The sediments from debris flow raised the riverbed. Insufficient buffer room or clearance beneath the bridge jeopardized the structural safety of bridges. When the rivers overflowed, the bridges not only lost the function but also threatened communities nearby, increasing the regional vulnerability (Figs. 17 and 21).

1. 4.

   The Scouring of Bridge Foundation: The scouring of bridges is a common problem in Taiwan (Fig. 22). The effects of washout and erosion might have been underestimated. Aside from improving design and monitoring, it revealed the need of deepening and/or protecting the foundations if the situations keep occurring.

2. 5.

   Lateral Resistance of the Retaining Walls: In many failure cases, reinforced concrete retaining walls either lacked lateral resisting force or reinforcements (Fig. 23), so that the retaining walls were unable to resist large lateral earth pressure. Several reinforced soil retaining walls with geosynthetic reinforcements were found to have performed well. Some of them were built after failure of conventional retaining walls.

3. 6.

   Engineering Design Problems and/or Alternative Solutions: Open tunnels, used for protecting the slope and falling rocks, are often located at the sites of falling rocks or sliding zones (Figs. 24–26). Although constructions are often destroyed by debris flows or landslides, the problem may not be related to construction quality but rather the design and site selection. Alternative construction methods need to be sought in avoiding repeated failures.

Fig. 21

Bridge lacked lateral resistance. Only three piers remained

Fig. 22

Approximately 1 meter of bedrock (shale) removed beneath foundation

Fig. 23

Detail of failed unreinforced concrete retaining wall

Fig. 24

Open tunnel destroyed by landslides

Fig. 25

An example of reinforced concrete abutment withstanding debris flow. Bridge approach has been washed away

Fig. 26

Abandoned pier arrested debris on unreinforced concrete retaining wall

4 Conclusions

The types and possible causes of geological/geotechnical and structural failures in the events of heavy rainfall, such as typhoon, were summarized as follows:

• Increasing discharge and flow rate resulting from typhoon accelerated the erosion process.

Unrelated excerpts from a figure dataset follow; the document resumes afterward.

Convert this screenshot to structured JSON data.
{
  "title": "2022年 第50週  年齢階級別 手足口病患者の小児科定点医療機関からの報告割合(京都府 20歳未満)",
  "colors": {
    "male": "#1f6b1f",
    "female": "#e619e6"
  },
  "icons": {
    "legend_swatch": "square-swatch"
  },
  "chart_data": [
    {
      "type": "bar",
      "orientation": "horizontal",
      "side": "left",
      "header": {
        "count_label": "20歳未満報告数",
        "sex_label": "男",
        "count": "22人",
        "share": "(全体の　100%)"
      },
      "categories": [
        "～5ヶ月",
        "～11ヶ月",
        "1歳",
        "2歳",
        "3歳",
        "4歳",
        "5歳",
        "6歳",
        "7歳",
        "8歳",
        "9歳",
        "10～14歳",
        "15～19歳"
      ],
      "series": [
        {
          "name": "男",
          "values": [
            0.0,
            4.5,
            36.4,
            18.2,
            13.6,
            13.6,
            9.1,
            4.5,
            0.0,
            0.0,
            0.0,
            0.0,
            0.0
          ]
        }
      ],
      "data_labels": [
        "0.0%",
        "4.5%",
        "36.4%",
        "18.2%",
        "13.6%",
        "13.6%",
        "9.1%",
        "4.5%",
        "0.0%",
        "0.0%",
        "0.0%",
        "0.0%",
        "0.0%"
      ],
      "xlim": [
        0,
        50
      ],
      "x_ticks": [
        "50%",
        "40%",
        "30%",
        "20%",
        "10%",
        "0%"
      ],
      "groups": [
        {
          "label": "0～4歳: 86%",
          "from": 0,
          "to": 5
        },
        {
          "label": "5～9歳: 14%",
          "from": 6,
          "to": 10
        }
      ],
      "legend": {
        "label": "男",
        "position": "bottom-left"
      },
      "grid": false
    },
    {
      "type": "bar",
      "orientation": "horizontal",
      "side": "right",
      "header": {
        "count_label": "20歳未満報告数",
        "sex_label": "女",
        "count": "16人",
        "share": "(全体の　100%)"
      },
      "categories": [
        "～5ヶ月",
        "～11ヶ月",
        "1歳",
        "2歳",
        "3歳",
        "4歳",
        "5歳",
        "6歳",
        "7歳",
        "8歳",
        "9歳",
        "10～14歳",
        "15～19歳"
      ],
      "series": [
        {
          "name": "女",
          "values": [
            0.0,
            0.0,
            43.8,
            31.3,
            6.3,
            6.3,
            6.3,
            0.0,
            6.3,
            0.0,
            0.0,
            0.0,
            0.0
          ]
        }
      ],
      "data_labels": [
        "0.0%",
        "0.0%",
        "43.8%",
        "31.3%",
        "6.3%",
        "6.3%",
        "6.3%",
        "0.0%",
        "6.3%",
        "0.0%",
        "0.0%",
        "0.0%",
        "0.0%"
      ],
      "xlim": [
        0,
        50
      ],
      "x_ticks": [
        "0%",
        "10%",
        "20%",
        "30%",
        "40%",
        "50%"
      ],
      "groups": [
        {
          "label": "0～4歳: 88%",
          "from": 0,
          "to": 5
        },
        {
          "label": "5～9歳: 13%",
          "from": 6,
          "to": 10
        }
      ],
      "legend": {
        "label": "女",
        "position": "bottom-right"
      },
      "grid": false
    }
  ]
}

• Both the angle and washout of slope resulting from erosion led to slope instability.

• The interaction between water, soil and rocks (especially shale, schist and clay), not only reduced the strength of materials but also induced excess pore pressure and swelling that rendered slopes unstable.

• The pressure of ground water due to rainfall infiltration increased the risk of geological and geotechnical failures.

• Reinforced concrete structures performed well, while unreinforced concrete structures performed poorly. Modern reinforced soil structures have been successfully in resisting failure.

• Careful placement of structures is important in protecting bridge foundations or reducing its clearance with riverbeds. However, inexpensive and temporary structures may be good alternatives at high-risk locations with less critical applications.

Eventually, the aspects of geological/geotechnical and structural failures may lead to some suggestions for better future structural and geotechnical designs and/or construction methodologies. Different from traditional theories, high disaster frequency, serious disaster consequences and diversed nature of the disaster posed a new research field for Taiwan. Meanwhile, the experiences gained from this case study also provide opportunities for better future development of both disaster prevention research and practical works.